Johesha stared at where Lachlan had disappeared, turned to look at the hedge with his dark eyes, then nodded and followed his prince into the tent.

Luc, with Nix leaning heavily on him, said, “I think you should summon Lexa.”

“Why?”

“For backup.”

Nix nodded, then closed his eyes and was quiet, leaving Luc to worry that his brother might not make it through the day. And Luc knew right then and there that he would do everything in his power to make sure Nix would.
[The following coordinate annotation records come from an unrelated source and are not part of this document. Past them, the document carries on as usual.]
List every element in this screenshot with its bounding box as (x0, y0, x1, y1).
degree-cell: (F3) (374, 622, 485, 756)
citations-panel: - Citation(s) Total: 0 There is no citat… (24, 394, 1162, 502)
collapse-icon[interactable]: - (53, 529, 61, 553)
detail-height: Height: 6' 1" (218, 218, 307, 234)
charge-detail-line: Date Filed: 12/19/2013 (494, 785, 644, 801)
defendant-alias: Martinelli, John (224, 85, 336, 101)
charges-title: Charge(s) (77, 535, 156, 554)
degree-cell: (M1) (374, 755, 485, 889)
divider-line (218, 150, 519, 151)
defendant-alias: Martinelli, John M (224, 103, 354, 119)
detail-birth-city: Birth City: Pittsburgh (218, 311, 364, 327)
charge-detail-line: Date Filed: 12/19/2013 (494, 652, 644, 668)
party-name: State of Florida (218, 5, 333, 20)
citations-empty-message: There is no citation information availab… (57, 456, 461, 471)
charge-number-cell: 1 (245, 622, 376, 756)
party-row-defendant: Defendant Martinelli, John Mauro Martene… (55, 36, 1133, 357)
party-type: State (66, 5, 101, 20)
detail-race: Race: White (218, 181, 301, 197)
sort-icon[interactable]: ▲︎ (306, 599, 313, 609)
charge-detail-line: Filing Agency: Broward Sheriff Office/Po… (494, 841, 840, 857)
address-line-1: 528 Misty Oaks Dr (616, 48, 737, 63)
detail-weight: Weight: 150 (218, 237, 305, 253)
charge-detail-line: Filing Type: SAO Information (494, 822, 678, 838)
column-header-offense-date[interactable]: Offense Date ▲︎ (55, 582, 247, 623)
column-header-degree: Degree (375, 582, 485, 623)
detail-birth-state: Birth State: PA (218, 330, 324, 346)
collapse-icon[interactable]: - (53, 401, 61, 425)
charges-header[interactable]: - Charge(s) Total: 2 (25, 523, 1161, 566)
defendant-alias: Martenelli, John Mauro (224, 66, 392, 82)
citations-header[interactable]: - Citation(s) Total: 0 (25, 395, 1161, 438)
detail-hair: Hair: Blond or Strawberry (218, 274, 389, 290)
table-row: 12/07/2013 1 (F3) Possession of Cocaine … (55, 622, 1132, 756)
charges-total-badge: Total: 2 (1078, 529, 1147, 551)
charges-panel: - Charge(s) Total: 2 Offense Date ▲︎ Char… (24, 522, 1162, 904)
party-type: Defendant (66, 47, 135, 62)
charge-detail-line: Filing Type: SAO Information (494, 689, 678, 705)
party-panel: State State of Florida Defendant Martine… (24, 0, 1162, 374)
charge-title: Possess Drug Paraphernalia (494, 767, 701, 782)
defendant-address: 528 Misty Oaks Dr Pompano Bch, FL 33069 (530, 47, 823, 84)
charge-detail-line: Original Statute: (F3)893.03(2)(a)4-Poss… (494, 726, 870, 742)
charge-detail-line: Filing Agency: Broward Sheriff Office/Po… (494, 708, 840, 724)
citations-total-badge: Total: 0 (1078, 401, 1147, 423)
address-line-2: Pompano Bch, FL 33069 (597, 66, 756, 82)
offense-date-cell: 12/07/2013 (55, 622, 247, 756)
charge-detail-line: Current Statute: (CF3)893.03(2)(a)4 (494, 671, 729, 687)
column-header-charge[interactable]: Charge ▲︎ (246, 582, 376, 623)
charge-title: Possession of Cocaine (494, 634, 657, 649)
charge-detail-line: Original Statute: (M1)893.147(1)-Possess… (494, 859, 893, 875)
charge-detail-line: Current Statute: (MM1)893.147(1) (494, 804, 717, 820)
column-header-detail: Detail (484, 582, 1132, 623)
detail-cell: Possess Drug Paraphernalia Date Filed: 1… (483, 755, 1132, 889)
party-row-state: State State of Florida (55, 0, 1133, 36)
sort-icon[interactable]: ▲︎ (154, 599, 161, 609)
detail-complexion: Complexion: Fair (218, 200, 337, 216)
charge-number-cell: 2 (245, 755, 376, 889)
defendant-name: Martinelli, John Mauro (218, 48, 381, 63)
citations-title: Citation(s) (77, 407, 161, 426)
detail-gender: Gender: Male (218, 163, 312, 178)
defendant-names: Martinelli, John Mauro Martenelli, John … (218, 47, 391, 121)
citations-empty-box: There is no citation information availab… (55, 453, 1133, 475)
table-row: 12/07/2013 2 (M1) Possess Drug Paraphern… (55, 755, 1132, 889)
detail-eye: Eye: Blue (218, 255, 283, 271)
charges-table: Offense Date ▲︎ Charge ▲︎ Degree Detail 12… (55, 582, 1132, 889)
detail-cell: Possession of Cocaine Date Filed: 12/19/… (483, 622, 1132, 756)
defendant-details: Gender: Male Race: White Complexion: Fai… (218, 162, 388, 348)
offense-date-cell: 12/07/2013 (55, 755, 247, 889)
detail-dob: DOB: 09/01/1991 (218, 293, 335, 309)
Even if it meant making an impossible choice.

29

“Hold on,” he’d said before leaving her, cradling her face in his palms.

Then he was gone, and his absence left her aching, as the gray world worked harder to drag her under.

Brinna reached for Auri and fell into her mind, if only to do something to keep her connected to this plane of the dream. When she surfaced inside her sister’s dream, Auri laying on her back on a beach again, the sea washing over her feet, her eyes closed.

Brinna rushed to her side. “Auri. Auri,” she cried out, and Auri smiled as if she could hear her. But Brinna knew she was still just an observer in her sister’s dream, walking along an invisible surface.

It didn’t matter—Brinna needed to talk to her sister. “I’ve finally found my love,” she confessed with a wan smile, sitting next to Auri even though the dream kept them apart. “It’s Lucian. Can you believe it? And he’s only in my dreams.”